Pour l’actrice, le défi est grand. Elle n’hésite pas à affirmer que c’est «l’un des objets les plus difficiles» qu’elle a dû apprivoiser dans sa jeune carrière. «Comment opter pour une théâtralité très assumée (ce que le texte commande un peu) tout en demeurant crédible, tout en évoquant une réalité importante, avec une dose de réalisme? Au début, on est dans un rapport très frontal avec les gens, très simplement. Mais on ne peut pas rester longtemps au premier degré, parce que c’est réellement un pitch de vente et ça ne révélerait pas assez le sous-texte, plus critique et plus virulent, plus comique par moments, et également plus humainement complexe.»

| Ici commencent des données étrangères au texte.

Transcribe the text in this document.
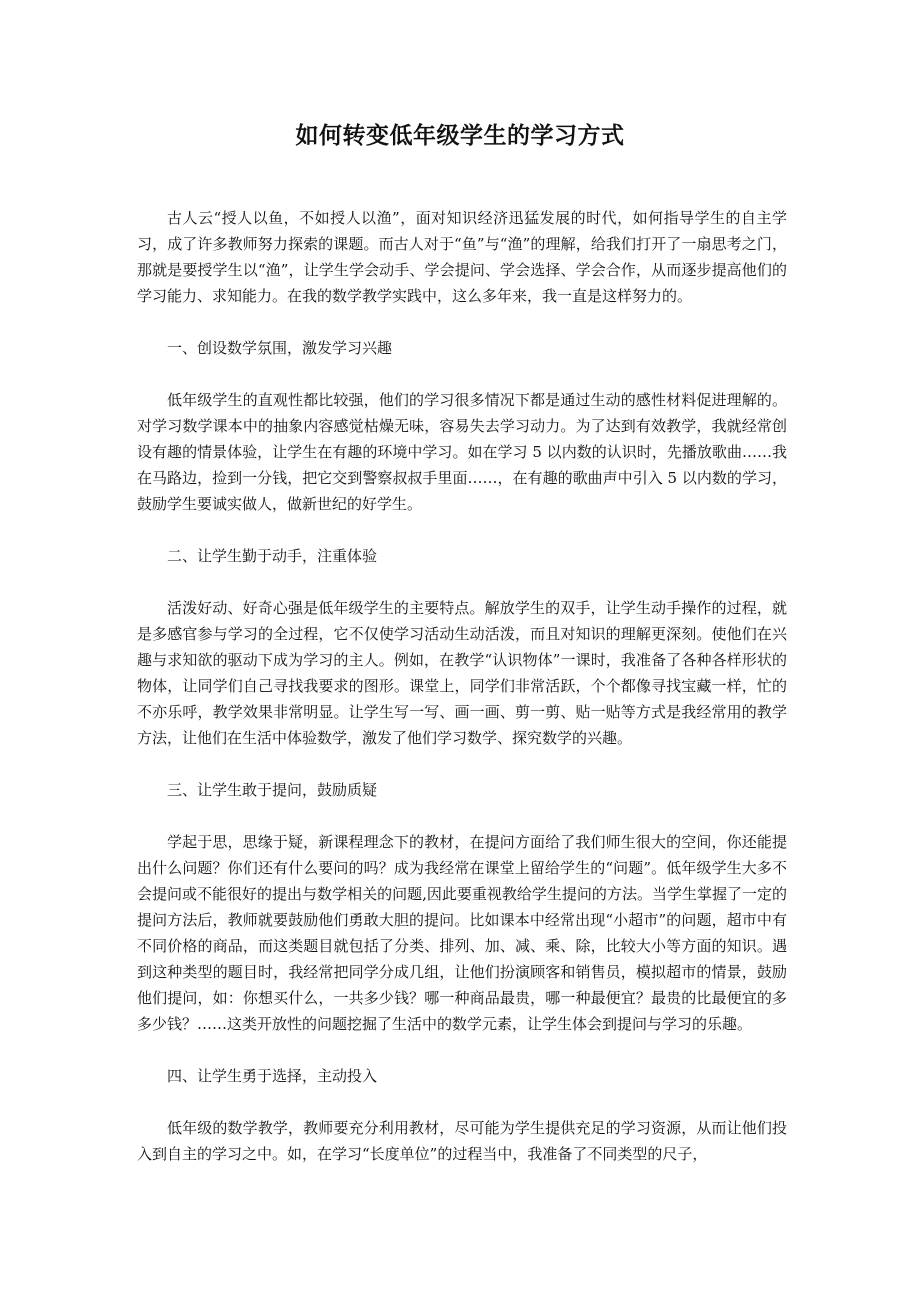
如何转变低年级学生的学习方式

古人云“授人以鱼，不如授人以渔”，面对知识经济迅猛发展的时代，如何指导学生的自主学习，成了许多教师努力探索的课题。而古人对于“鱼”与“渔”的理解，给我们打开了一扇思考之门，那就是要授学生以“渔”，让学生学会动手、学会提问、学会选择、学会合作，从而逐步提高他们的学习能力、求知能力。在我的数学教学实践中，这么多年来，我一直是这样努力的。

一、创设数学氛围，激发学习兴趣

低年级学生的直观性都比较强，他们的学习很多情况下都是通过生动的感性材料促进理解的。对学习数学课本中的抽象内容感觉枯燥无味，容易失去学习动力。为了达到有效教学，我就经常创设有趣的情景体验，让学生在有趣的环境中学习。如在学习 5 以内数的认识时，先播放歌曲……我在马路边，捡到一分钱，把它交到警察叔叔手里面……，在有趣的歌曲声中引入 5 以内数的学习，鼓励学生要诚实做人，做新世纪的好学生。

二、让学生勤于动手，注重体验

活泼好动、好奇心强是低年级学生的主要特点。解放学生的双手，让学生动手操作的过程，就是多感官参与学习的全过程，它不仅使学习活动生动活泼，而且对知识的理解更深刻。使他们在兴趣与求知欲的驱动下成为学习的主人。例如，在教学“认识物体”一课时，我准备了各种各样形状的物体，让同学们自己寻找我要求的图形。课堂上，同学们非常活跃，个个都像寻找宝藏一样，忙的不亦乐呼，教学效果非常明显。让学生写一写、画一画、剪一剪、贴一贴等方式是我经常用的教学方法，让他们在生活中体验数学，激发了他们学习数学、探究数学的兴趣。

三、让学生敢于提问，鼓励质疑

学起于思，思缘于疑，新课程理念下的教材，在提问方面给了我们师生很大的空间，你还能提出什么问题？你们还有什么要问的吗？成为我经常在课堂上留给学生的“问题”。低年级学生大多不会提问或不能很好的提出与数学相关的问题,因此要重视教给学生提问的方法。当学生掌握了一定的提问方法后，教师就要鼓励他们勇敢大胆的提问。比如课本中经常出现“小超市”的问题，超市中有不同价格的商品，而这类题目就包括了分类、排列、加、减、乘、除，比较大小等方面的知识。遇到这种类型的题目时，我经常把同学分成几组，让他们扮演顾客和销售员，模拟超市的情景，鼓励他们提问，如：你想买什么，一共多少钱？哪一种商品最贵，哪一种最便宜？最贵的比最便宜的多多少钱？……这类开放性的问题挖掘了生活中的数学元素，让学生体会到提问与学习的乐趣。

四、让学生勇于选择，主动投入

低年级的数学教学，教师要充分利用教材，尽可能为学生提供充足的学习资源，从而让他们投入到自主的学习之中。如，在学习“长度单位”的过程当中，我准备了不同类型的尺子，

Mis en scène par Sylvain Bélanger, qui se mesure pour la première fois à l’écriture de Corbeil (après Claude Poissant et Sophie Cadieux), Unité modèle tirera profit de sa vision d’un théâtre qui parle directement au spectateur. La relation scène/salle le préoccupe particulièrement, depuis ses débuts avec la pièce Cette fille-là (2004) jusqu’à L’enclos de l’éléphant (2011) ou Comment s’occuper de bébé (2014).
La visite libre commence le 12 avril au Centre du Théâtre d’Aujourd’hui.